Azalea skidded to Ivy and grabbed her around the middle, scattering tarts everywhere. Ivy let out a cry. Azalea ran. Her soot-streaked nightgown flapped against her legs and her hair streamed out behind her as she dashed to the entrance. The dancers backed away—

 

—and disappeared.

 

“My lady! Wait!”

 

Azalea rushed down the stairs and stumbled to the bridge.

 

“Please, my lady!”

 

She careened into the girls at the arch of the bridge, and they scrambled to find their footing.

 

“If you don’t stop, I’ll make you stop.”

 

Azalea dared a glance back at the gentleman. Kneeling on the stairs, he dipped a gloved hand into the water.

 

A rushing, gushing pouring rumbled through the mist.

 

The girls shrieked as water streamed and frothed over the lower ends of the bridge. They fled back to the middle arc, water surging past the willow branches and lapping at their heels. In just seconds, the lake rose to the top of the pavilion stair, enveloping the silver rosebushes and locking the girls on the bridge’s arched center.

 

The water settled. The willow branches floated. The girls huddled to Azalea.

 

“I said please.” The gentleman stood. He was breathless, pale, as though he had exerted himself to sickness. He leaned against the doorway lattice, panting. “Aren’t you supposed to do what I say, when I say please?” He removed his wet glove, finger by finger, then wrung it out. Drops plinked into the lake.

 

“This is my only pair,” he said. “I do hope you’re happy.”

 

Azalea opened her mouth to stammer out an apology, or a cry, or anything, but the words caught in her throat. The younger girls clung to her nightgown skirt. The gentleman, still breathless, eased into a smile, and then into the most graceful bow Azalea had ever seen. His arm swooped behind him.

 

He laughed as he straightened.

 

“My ladies,” he said. “Do forgive me. Did I frighten you? Oh, dear, I must have. Look at you, all huddled together like that.”

 

The girls kept their mouths clamped shut.

 

“You’re pale as pearls,” said the gentleman. His voice was smooth as chocolate. “You must forgive me. Only it is the first time I have seen real people since the High King D’Eathe.”

 

 

 

 

 

CHAPTER 8

 

 

 

 

The reflections of the rippling water danced over them, casting highlights onto the lavender mist.

 

“D’Eathe,” Clover stammered.

 

“You’re old!” said Hollyhock.

 

“No one can live for over two hundred years,” said Eve, tugging on the ends of her dark hair. “It’s impossible.”

 

The gentleman laughed, though it had an edge to it.

 

“I am old,” he said. “The inside of me is cracked and faded with dust.
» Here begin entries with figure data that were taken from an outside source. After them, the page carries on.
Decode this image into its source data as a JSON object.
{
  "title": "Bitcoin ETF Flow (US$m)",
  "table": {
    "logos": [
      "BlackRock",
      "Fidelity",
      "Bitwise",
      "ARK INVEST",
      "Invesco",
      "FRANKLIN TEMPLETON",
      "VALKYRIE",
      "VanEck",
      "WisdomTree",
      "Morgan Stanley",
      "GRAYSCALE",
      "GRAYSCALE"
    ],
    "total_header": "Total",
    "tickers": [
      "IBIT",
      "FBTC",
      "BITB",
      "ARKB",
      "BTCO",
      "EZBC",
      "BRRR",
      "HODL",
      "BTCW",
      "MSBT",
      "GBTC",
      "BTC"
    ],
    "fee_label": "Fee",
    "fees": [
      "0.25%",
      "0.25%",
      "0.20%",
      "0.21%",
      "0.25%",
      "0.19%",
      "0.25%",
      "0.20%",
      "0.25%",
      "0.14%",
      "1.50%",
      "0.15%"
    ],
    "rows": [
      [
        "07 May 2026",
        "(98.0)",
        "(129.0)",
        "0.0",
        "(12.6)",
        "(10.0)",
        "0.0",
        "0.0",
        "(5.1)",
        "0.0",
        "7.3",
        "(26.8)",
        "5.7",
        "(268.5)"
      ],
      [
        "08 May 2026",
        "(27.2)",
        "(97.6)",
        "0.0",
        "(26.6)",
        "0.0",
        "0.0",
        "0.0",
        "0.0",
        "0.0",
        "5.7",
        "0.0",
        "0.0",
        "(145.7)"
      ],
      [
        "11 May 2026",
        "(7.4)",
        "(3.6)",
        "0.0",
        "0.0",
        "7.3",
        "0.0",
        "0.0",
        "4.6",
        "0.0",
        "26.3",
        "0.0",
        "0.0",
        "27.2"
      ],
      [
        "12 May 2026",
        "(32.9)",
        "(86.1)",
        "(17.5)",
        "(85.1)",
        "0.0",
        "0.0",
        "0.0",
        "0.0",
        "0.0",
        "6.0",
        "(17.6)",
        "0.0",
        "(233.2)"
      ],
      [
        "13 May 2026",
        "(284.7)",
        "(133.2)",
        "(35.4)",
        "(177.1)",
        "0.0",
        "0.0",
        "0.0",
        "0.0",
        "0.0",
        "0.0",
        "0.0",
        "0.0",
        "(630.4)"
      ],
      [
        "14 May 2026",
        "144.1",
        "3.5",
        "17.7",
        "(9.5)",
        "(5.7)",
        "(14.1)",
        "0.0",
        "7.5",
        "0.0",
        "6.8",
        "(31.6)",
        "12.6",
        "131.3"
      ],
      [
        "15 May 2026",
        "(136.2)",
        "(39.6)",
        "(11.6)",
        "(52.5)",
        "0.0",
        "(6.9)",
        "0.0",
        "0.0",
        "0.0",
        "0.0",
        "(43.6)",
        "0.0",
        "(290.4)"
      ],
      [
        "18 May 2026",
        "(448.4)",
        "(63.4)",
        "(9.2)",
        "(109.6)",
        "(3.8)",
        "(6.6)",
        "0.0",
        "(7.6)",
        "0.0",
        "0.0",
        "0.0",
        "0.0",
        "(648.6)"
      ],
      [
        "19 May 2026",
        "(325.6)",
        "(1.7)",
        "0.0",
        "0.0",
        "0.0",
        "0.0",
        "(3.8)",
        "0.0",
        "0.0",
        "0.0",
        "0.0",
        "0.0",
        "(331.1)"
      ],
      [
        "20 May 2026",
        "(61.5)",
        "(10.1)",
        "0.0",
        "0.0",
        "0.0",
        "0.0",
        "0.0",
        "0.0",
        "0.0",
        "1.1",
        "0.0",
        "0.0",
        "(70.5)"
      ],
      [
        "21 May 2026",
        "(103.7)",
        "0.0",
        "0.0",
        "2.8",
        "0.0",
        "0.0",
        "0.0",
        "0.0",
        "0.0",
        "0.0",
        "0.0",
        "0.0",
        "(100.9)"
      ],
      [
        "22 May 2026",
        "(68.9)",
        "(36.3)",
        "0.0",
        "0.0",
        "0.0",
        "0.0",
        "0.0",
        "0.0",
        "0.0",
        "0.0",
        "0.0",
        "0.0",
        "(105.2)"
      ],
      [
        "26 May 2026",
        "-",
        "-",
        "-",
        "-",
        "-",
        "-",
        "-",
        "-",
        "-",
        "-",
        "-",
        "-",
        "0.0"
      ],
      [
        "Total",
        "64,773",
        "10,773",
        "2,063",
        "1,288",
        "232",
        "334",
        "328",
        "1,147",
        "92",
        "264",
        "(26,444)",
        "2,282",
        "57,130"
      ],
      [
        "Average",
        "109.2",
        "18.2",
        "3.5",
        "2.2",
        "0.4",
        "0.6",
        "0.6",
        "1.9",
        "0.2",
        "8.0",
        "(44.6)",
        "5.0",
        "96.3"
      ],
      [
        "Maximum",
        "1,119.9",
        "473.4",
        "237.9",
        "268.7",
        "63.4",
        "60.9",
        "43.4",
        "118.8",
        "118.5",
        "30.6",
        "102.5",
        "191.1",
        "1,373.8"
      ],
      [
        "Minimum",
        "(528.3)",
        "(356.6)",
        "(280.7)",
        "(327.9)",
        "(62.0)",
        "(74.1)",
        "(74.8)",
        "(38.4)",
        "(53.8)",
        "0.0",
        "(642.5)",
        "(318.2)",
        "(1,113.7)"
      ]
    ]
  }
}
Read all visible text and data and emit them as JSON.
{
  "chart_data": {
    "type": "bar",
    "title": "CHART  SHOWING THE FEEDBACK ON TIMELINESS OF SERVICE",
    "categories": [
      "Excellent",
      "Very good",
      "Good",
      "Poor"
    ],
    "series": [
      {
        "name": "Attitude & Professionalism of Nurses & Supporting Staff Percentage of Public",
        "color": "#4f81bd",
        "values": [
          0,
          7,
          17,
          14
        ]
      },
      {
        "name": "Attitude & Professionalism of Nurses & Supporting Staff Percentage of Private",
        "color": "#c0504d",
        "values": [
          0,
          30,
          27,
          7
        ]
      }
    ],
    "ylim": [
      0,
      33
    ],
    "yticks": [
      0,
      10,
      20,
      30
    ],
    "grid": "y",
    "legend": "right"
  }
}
But I am not dead. And—I am not living, either. I am…undead.”

 

The girls cast one another confused glances. Azalea remembered the stories she’d heard about the High King. He could capture the deads’ souls….

 

“It is difficult to explain,” said the gentleman. “But I owe you this much. Please.”

 

In a sleek, silky movement, the gentleman produced dainty teacups on saucers by cupping his hands together and unfolding them. Each teacup filled to the brim with tea; he slipped them into the water and blew, sending them drifting and bobbing to the girls like candles on tiny boats.

 

The girls scooped up the saucers from the water, all exclamations, and Ivy had slurped the last drop from her teacup before Azalea could stop her, smacking her lips with delight. Sighing, Azalea cautiously took a sip of tea. The flavor of butter and berries melted over her tongue, leaving nothing to swallow. Magic tea.

 

“I am a highborn gentleman,” he said as they pressed the teacups between their hands. “A lord. When the High King D’Eathe reigned, I was a member of his court.”

 

The girls inhaled a tight, hard breath, all at the same time. The gentleman smiled, tight-lipped.

 

“Ah, yes,” he said. “I was his friend, even. Ah, do take heart. I am not so villainous. I was only a boy.”

 

And then he spun a story with his smooth chocolate voice, so enthralling the girls forgot the teacups clasped in their hands and hung on every word.

 

Azalea imagined their small country when the gentleman had been young, with the city’s streets dirt and not paved, with the wood wild and the palace new.